With the skepticism of a Boy Scout on his second snipe hunt, I said, “Where’d they get the funding for rerouting 101 underground?”

“Seattle’s cost $4.25 billion. But $2.8 billion came from the state and federal governments to cover the tunnel boring and a new interchange. The rest was financed with tolls and loans for repayment by future users.”

“Where did Goleta get that kind of money?”

“Well, Goleta’s feasibility study noted that 250 acres of prime California real estate was recoverable if they put underground the seven miles of freeway and railroad track running through Goleta,” he answered. “At $1 million per acre, it raised a quarter of a billion dollars just to start. And it created a blank canvas to unify Goleta and meet the city’s transportation, housing, and community services needs.”

“You mean that reclaimed land funded the entire underground tunnel?”
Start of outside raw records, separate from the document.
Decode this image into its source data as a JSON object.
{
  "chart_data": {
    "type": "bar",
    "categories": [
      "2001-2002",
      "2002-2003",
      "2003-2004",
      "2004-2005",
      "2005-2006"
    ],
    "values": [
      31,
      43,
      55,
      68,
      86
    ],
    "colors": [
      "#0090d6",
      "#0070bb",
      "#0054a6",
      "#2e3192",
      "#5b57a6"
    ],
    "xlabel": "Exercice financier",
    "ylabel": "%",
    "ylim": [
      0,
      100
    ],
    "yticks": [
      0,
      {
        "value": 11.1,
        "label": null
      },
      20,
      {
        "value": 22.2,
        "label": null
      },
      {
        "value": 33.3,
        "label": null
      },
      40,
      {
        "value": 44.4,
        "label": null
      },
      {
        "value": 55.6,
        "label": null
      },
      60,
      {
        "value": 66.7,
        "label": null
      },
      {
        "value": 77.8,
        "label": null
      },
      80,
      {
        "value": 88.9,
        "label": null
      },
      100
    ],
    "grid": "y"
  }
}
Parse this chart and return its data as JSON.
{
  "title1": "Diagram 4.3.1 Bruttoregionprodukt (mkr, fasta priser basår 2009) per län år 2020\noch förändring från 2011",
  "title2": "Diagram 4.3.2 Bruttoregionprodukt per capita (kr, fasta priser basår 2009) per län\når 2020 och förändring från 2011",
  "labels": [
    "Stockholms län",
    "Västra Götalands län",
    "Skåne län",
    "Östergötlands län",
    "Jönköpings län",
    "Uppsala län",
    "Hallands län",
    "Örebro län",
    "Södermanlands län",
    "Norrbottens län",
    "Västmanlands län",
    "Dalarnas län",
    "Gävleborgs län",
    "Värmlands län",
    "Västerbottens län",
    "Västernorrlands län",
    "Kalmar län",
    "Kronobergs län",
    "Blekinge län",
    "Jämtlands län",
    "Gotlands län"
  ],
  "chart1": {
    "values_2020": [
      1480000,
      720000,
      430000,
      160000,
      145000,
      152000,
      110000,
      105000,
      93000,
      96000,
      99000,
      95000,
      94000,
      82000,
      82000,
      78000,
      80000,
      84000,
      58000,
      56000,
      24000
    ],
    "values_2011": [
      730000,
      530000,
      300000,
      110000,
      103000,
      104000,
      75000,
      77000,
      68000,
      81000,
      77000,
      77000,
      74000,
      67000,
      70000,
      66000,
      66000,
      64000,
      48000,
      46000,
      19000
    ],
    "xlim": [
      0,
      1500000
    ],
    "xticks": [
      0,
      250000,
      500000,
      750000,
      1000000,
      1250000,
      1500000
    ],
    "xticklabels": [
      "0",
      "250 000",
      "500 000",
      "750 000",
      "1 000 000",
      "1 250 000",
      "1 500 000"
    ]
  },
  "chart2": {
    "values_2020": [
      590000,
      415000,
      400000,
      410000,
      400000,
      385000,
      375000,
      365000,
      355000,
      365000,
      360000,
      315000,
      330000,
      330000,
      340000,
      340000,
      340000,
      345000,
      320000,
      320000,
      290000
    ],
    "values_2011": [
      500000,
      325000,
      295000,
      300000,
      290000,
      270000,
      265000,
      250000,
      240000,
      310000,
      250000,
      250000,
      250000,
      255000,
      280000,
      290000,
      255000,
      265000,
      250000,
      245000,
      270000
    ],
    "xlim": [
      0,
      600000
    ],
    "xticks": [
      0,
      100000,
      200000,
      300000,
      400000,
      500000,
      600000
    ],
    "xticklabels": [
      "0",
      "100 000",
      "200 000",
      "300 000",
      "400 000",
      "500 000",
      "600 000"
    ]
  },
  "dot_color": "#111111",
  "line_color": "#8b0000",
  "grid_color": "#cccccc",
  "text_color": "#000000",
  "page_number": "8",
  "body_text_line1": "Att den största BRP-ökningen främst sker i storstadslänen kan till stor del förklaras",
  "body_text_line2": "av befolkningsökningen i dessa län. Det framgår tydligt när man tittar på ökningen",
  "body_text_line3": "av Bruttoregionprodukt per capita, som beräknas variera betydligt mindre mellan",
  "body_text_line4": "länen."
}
“No, but it was a great downpayment. Just like the tunnel under the English Channel, Goleta created a Public-Private Partnership. Caltrans and the state chipped in because it would result in a better and safer freeway,” my caller explained. “Investors were interested because it would become profitable as the land was developed. Plus, there were several other new sources of ongoing revenue to the City of Goleta against which it could borrow. You know, in 2014, only 20 years after completion, the $8 billion Chunnel became profitable and actually doubled its dividend to investors.”

“A public works project that generates revenue? How’d they figure that out?”

“Well, first, there’s all the property and sales tax revenue from the new development,” he said. “Then there’s additional revenue from the sale of electricity from all the solar cells running the entire stretch. The city pitched in the savings from reducing the cost of further widening and maintaining Hollister Avenue. Then there’s the sale of tax credits from easily collecting CO2 and other gases from the underground freeway. And don’t forget the huge revenue from the sale of water.”

“Um, in case you haven’t heard, we’re in a drought here in 2014. Don’t tell me it rained so much in the future that we could sell water!”

“No, rainfall patterns didn’t change. But while the massive tunnel borer was here, it was relatively easy to create underground cisterns to collect the massive rain runoff from hillsides and the freeway. Goleta became a major source of enough water to both serve the added development and to be sold for revenue.”

“Any other sources of revenue?” I asked.

“Sure. The City of Goleta developed such wonderful cachet that it licensed its valuable trademarks to merchants, the renamed Goleta Airport and University of California at Goleta, and anyone else wanting to use its name and images. Plus there were tremendous revenues from the crops grown on Bishop Ranch, with some of the plentiful water.”

“What are they growing to garner such big revenues? Dark chocolate?”

“No, silly. It takes 2,500 gallons of water to produce just one pound of chocolate. Following Colorado, California had legalized marijuana. It’s a crop that does well in poor soil, and multiple crops are grown per year, especially given our 300 days of sunshine. The trademarked ‘Goleta Goodland Grass’ (aka G3) name became a high demand item and a lot more profitable than lemons, walnuts, and avocados.”

“I can tell you’ve been sampling it. Say, how long were you there in the future? You’ve brought back so much information!”

“Only about five minutes. Information technology didn’t stand still either. While in the future, I got in touch with the publisher and editor in chief, Yamamura and Hoffman, of The Santa Barbara Independent,” he chuckled. “They let me use their Brain Injection Technology (BIT) to transfer their entire archives to me instantly.”

When I woke up, I wondered how much of what I had heard was fantasy or a dream premonition of possibilities. Only time will tell.